Dhamana is a village in Hansi-I mandal of the Hisar district, in the Indian state of Haryana.  It is in between the towns of Hisar and Tosham at about  on the Main District Road 108 (MDR 108). Dhamana is fifth village on Hisar-Tosam road, first is Dabra, Second is Mirkan, Third is Bhojraj, Four is Gunjar. Then Fifth is Dhamana.

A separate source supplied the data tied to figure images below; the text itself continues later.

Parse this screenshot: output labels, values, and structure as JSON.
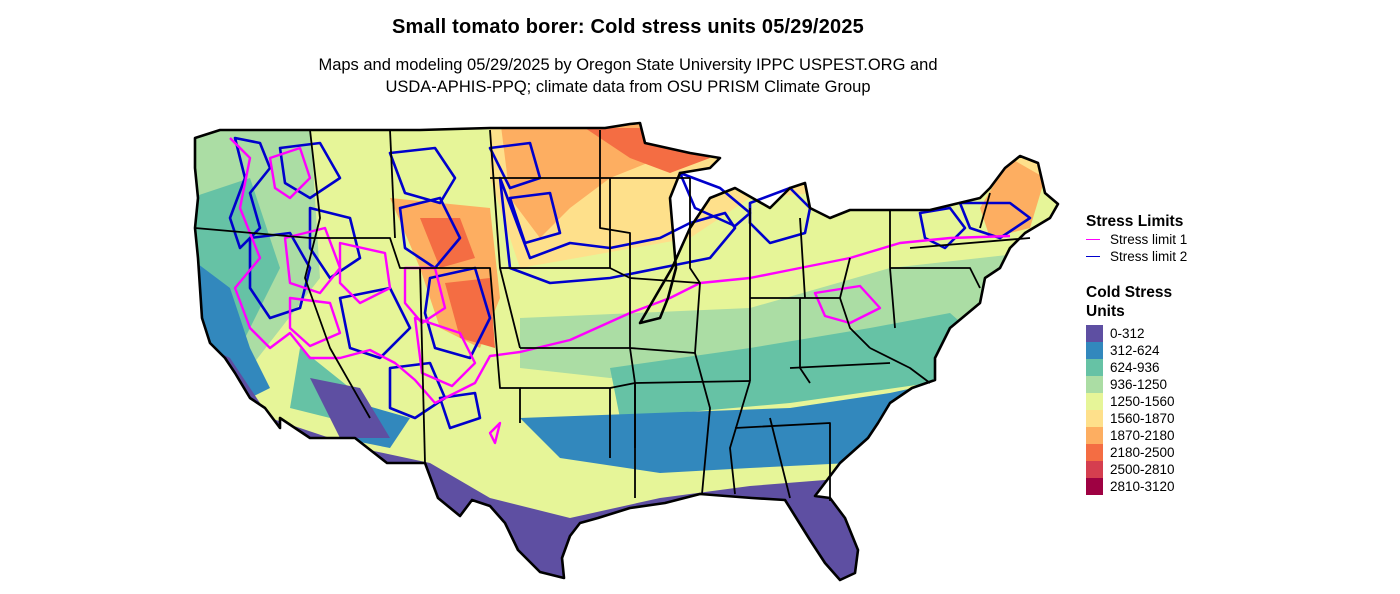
{
  "title": "Small tomato borer: Cold stress units 05/29/2025",
  "subtitle_line1": "Maps and modeling 05/29/2025 by Oregon State University IPPC USPEST.ORG and",
  "subtitle_line2": "USDA-APHIS-PPQ; climate data from OSU PRISM Climate Group",
  "legend_limits": {
    "title": "Stress Limits",
    "items": [
      {
        "label": "Stress limit 1",
        "color": "#ff00ff"
      },
      {
        "label": "Stress limit 2",
        "color": "#0000cc"
      }
    ]
  },
  "legend_csu": {
    "title": "Cold Stress Units",
    "items": [
      {
        "label": "0-312",
        "color": "#5e4fa2"
      },
      {
        "label": "312-624",
        "color": "#3288bd"
      },
      {
        "label": "624-936",
        "color": "#66c2a5"
      },
      {
        "label": "936-1250",
        "color": "#abdda4"
      },
      {
        "label": "1250-1560",
        "color": "#e6f598"
      },
      {
        "label": "1560-1870",
        "color": "#fee08b"
      },
      {
        "label": "1870-2180",
        "color": "#fdae61"
      },
      {
        "label": "2180-2500",
        "color": "#f46d43"
      },
      {
        "label": "2500-2810",
        "color": "#d53e4f"
      },
      {
        "label": "2810-3120",
        "color": "#9e0142"
      }
    ]
  }
}
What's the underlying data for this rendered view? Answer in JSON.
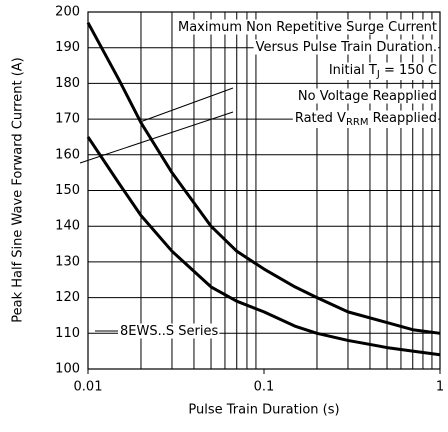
{
  "chart_data": {
    "type": "line",
    "xlabel": "Pulse Train Duration (s)",
    "ylabel": "Peak Half Sine Wave Forward Current (A)",
    "x": [
      0.01,
      0.015,
      0.02,
      0.03,
      0.05,
      0.07,
      0.1,
      0.15,
      0.2,
      0.3,
      0.5,
      0.7,
      1
    ],
    "series": [
      {
        "color": "#000000",
        "values": [
          197,
          181,
          169,
          155,
          140,
          133,
          128,
          123,
          120,
          116,
          113,
          111,
          110
        ]
      },
      {
        "color": "#000000",
        "values": [
          165,
          152,
          143,
          133,
          123,
          119,
          116,
          112,
          110,
          108,
          106,
          105,
          104
        ]
      }
    ],
    "xscale": "log",
    "xlim": [
      0.01,
      1
    ],
    "xticks": [
      0.01,
      0.1,
      1
    ],
    "xminor": [
      0.02,
      0.03,
      0.04,
      0.05,
      0.06,
      0.07,
      0.08,
      0.09,
      0.2,
      0.3,
      0.4,
      0.5,
      0.6,
      0.7,
      0.8,
      0.9
    ],
    "ylim": [
      100,
      200
    ],
    "yticks": [
      100,
      110,
      120,
      130,
      140,
      150,
      160,
      170,
      180,
      190,
      200
    ],
    "grid": true,
    "annotations": [
      {
        "text": "Maximum Non Repetitive Surge Current"
      },
      {
        "text": "Versus Pulse Train Duration."
      },
      {
        "text": "Initial T",
        "sub": "J",
        "after": " = 150 C"
      },
      {
        "text": "No Voltage Reapplied"
      },
      {
        "text": "Rated V",
        "sub": "RRM",
        "after": " Reapplied"
      },
      {
        "text": "8EWS..S Series"
      }
    ]
  }
}
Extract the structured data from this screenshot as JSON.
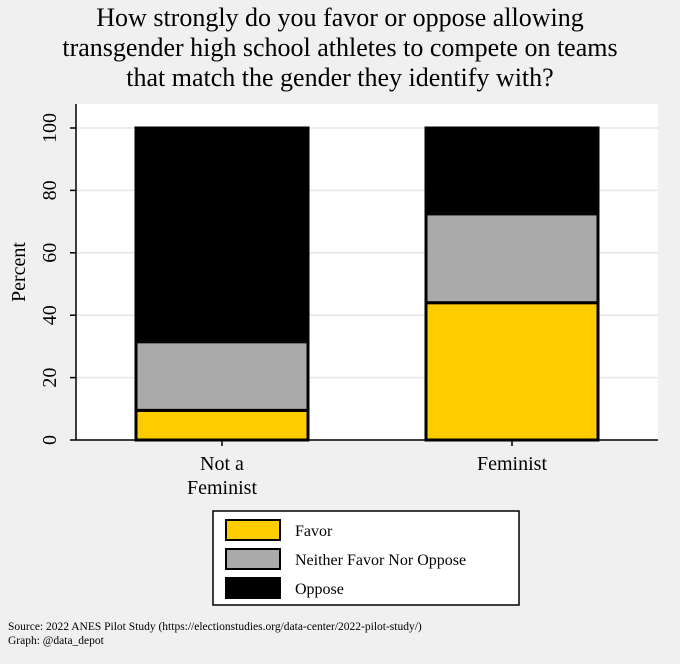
{
  "chart_data": {
    "type": "stacked-bar",
    "title": [
      "How strongly do you favor or oppose allowing",
      "transgender high school athletes to compete on teams",
      "that match the gender they identify with?"
    ],
    "ylabel": "Percent",
    "ylim": [
      0,
      100
    ],
    "yticks": [
      0,
      20,
      40,
      60,
      80,
      100
    ],
    "grid": true,
    "categories": [
      [
        "Not a",
        "Feminist"
      ],
      [
        "Feminist"
      ]
    ],
    "series": [
      {
        "name": "Favor",
        "color": "#ffcc00",
        "values": [
          9.5,
          44
        ]
      },
      {
        "name": "Neither Favor Nor Oppose",
        "color": "#aaaaaa",
        "values": [
          22,
          28.5
        ]
      },
      {
        "name": "Oppose",
        "color": "#000000",
        "values": [
          68.5,
          27.5
        ]
      }
    ],
    "legend_position": "bottom"
  },
  "footer": {
    "source": "Source: 2022 ANES Pilot Study (https://electionstudies.org/data-center/2022-pilot-study/)",
    "graph": "Graph: @data_depot"
  }
}
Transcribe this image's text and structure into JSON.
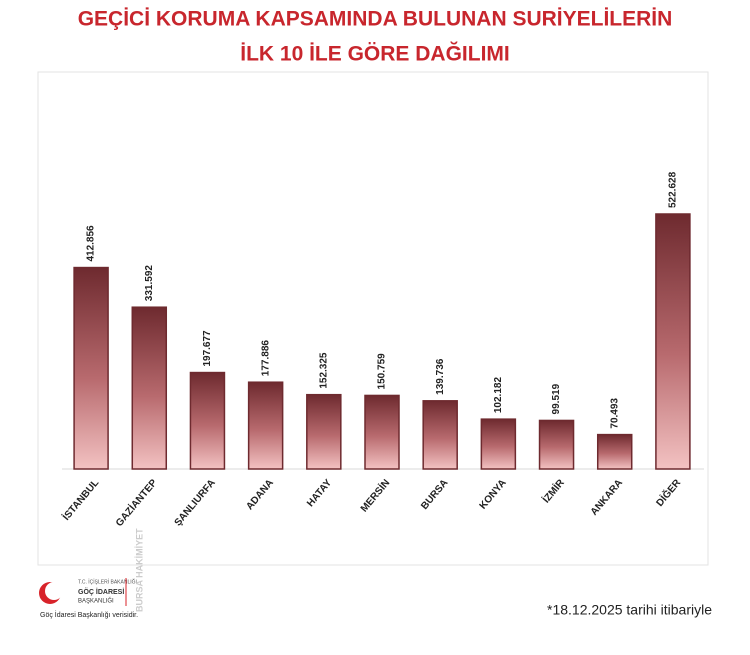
{
  "chart_data": {
    "type": "bar",
    "title": [
      "GEÇİCİ KORUMA KAPSAMINDA BULUNAN SURİYELİLERİN",
      "İLK 10 İLE GÖRE DAĞILIMI"
    ],
    "categories": [
      "İSTANBUL",
      "GAZİANTEP",
      "ŞANLIURFA",
      "ADANA",
      "HATAY",
      "MERSİN",
      "BURSA",
      "KONYA",
      "İZMİR",
      "ANKARA",
      "DİĞER"
    ],
    "values": [
      412856,
      331592,
      197677,
      177886,
      152325,
      150759,
      139736,
      102182,
      99519,
      70493,
      522628
    ],
    "value_labels": [
      "412.856",
      "331.592",
      "197.677",
      "177.886",
      "152.325",
      "150.759",
      "139.736",
      "102.182",
      "99.519",
      "70.493",
      "522.628"
    ],
    "color": "#6e2a2f",
    "footnote": "*18.12.2025 tarihi itibariyle"
  },
  "logo": {
    "ministry": "T.C. İÇİŞLERİ BAKANLIĞI",
    "agency_line1": "GÖÇ İDARESİ",
    "agency_line2": "BAŞKANLIĞI",
    "source": "Göç İdaresi Başkanlığı verisidir.",
    "watermark": "BURSA HAKİMİYET"
  }
}
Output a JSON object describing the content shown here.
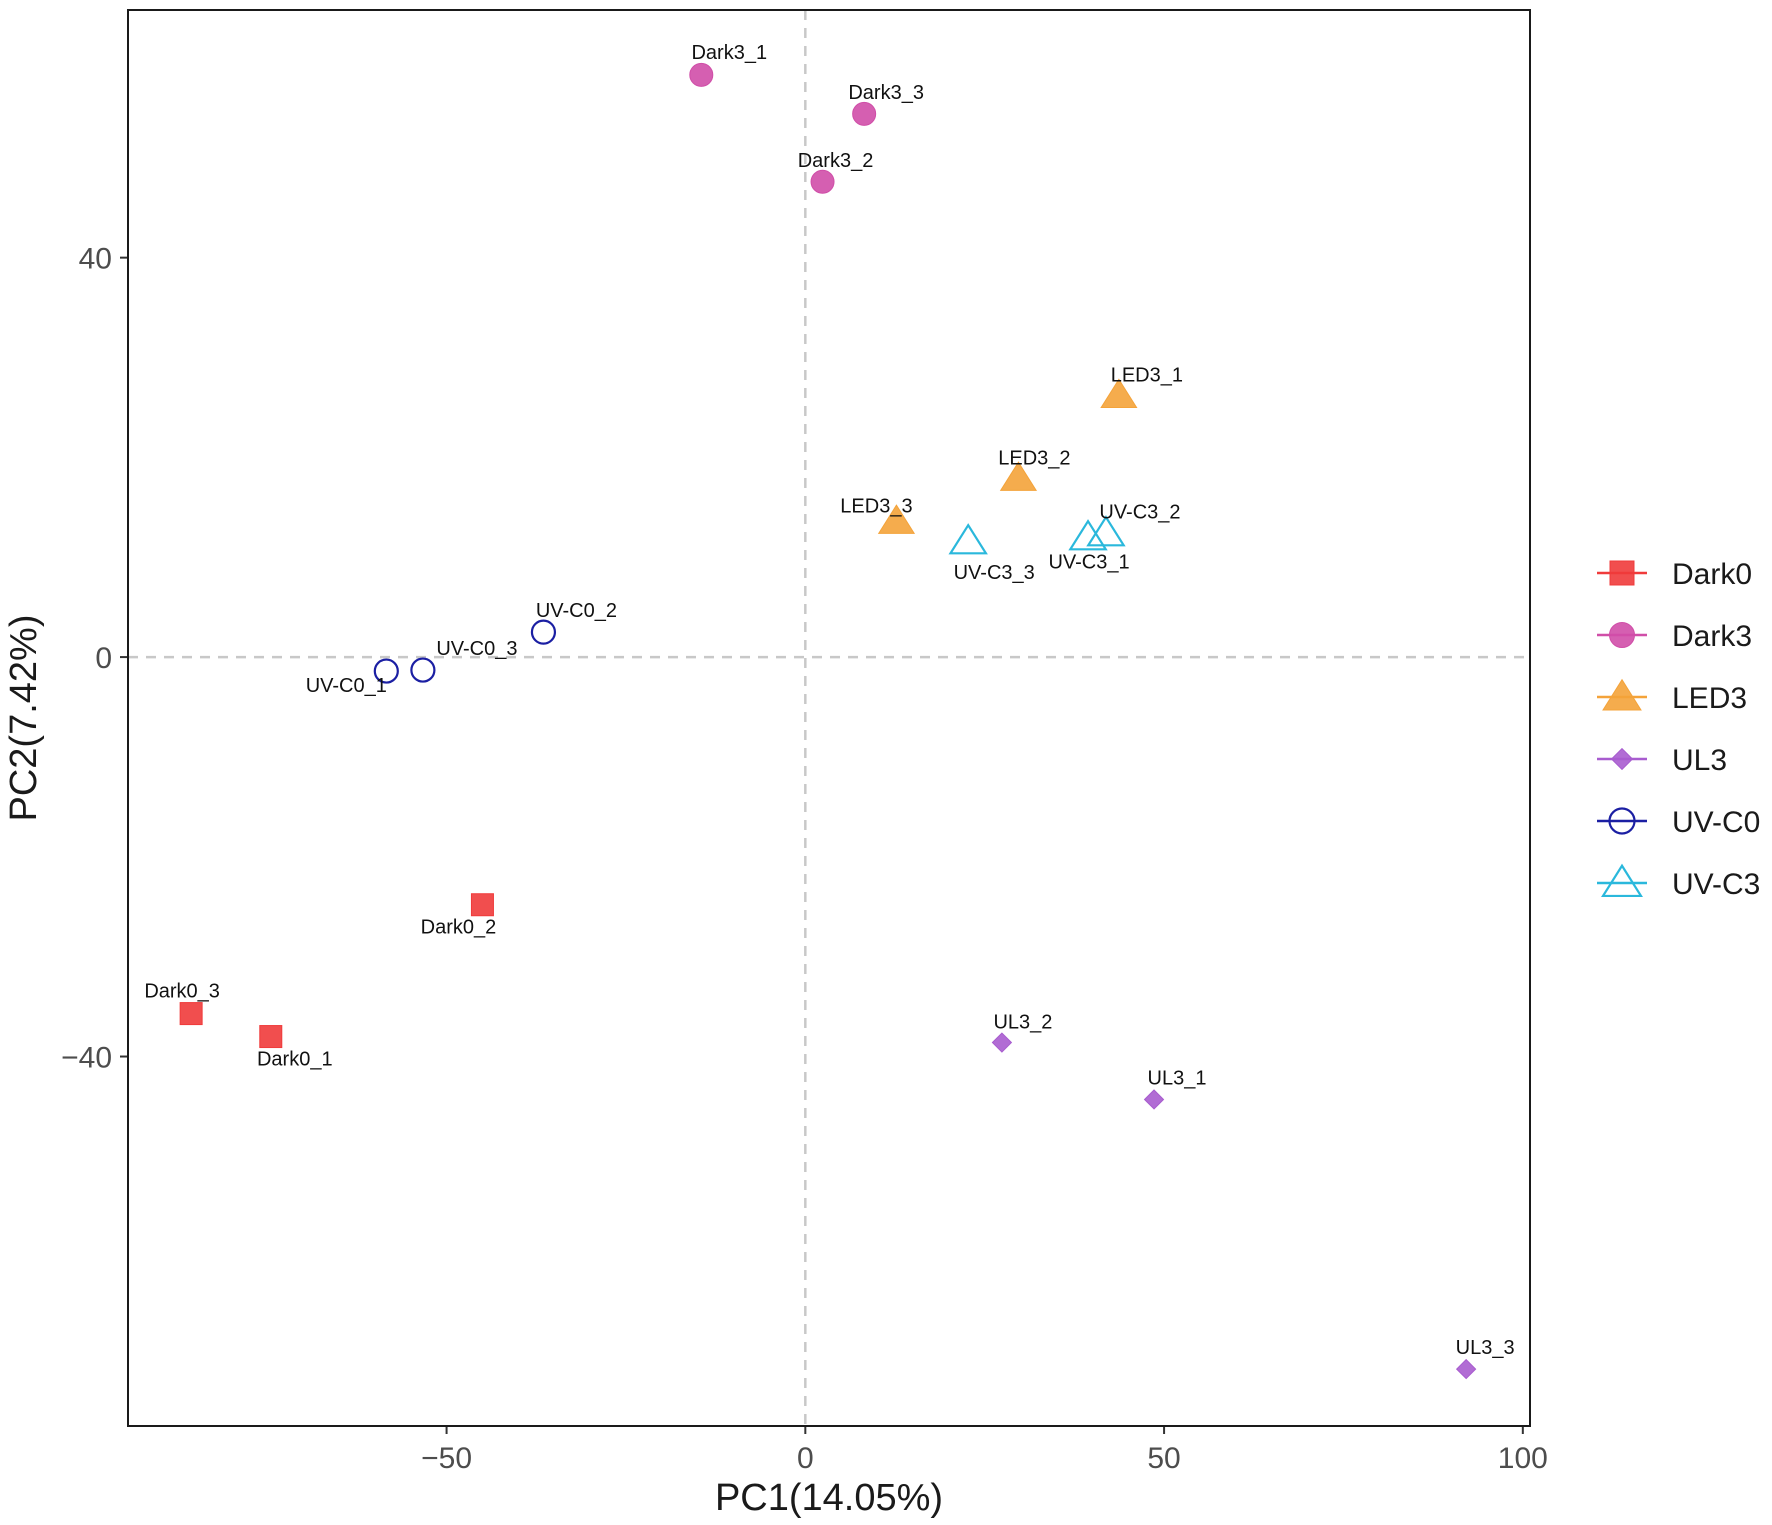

This village is also known as village of Ahir's peoples.

Adjacent villages

 Dabra (first village at Hisar-Tosham road) on MDR 108
 Mirkan (second village at Hisar-Tosham road) on MDR 108
 Bhojraj (third village at Hisar-Tosham road) on MDR 108
 Gunjar (fourth village)
 Dhamana (fifth village from Hisar to Tosham road)
 Kanwari (sixth village from Hisar to Tosham road)
 Balawas (seventh village at Hisar-Tosham road) on MDR 108 village having similar name is in Rewari District
 Nalwa (eighth village at Hisar-Tosham road) on MDR 108
 Khanak (ninth village at Hisar-Tosham road) on MDR 108
 Kutiya (mangali) in between Mirkan and Bhojraj.

Demographics
As of 2011 India census, Dhamana had a population of 1804 in 352 households. Males (931) constitute 51.6%  of the population and females (873) 48.39%. Dhamana has an average literacy (1226) rate of 67.96%, less than the national average of 74%: male literacy (729) is 59.46%, and female literacy (497) is 40.53%. In Dhamana, 10.75% of the population is under 6 years of age (194). It is also named as Dhamian in maps and in census 2011.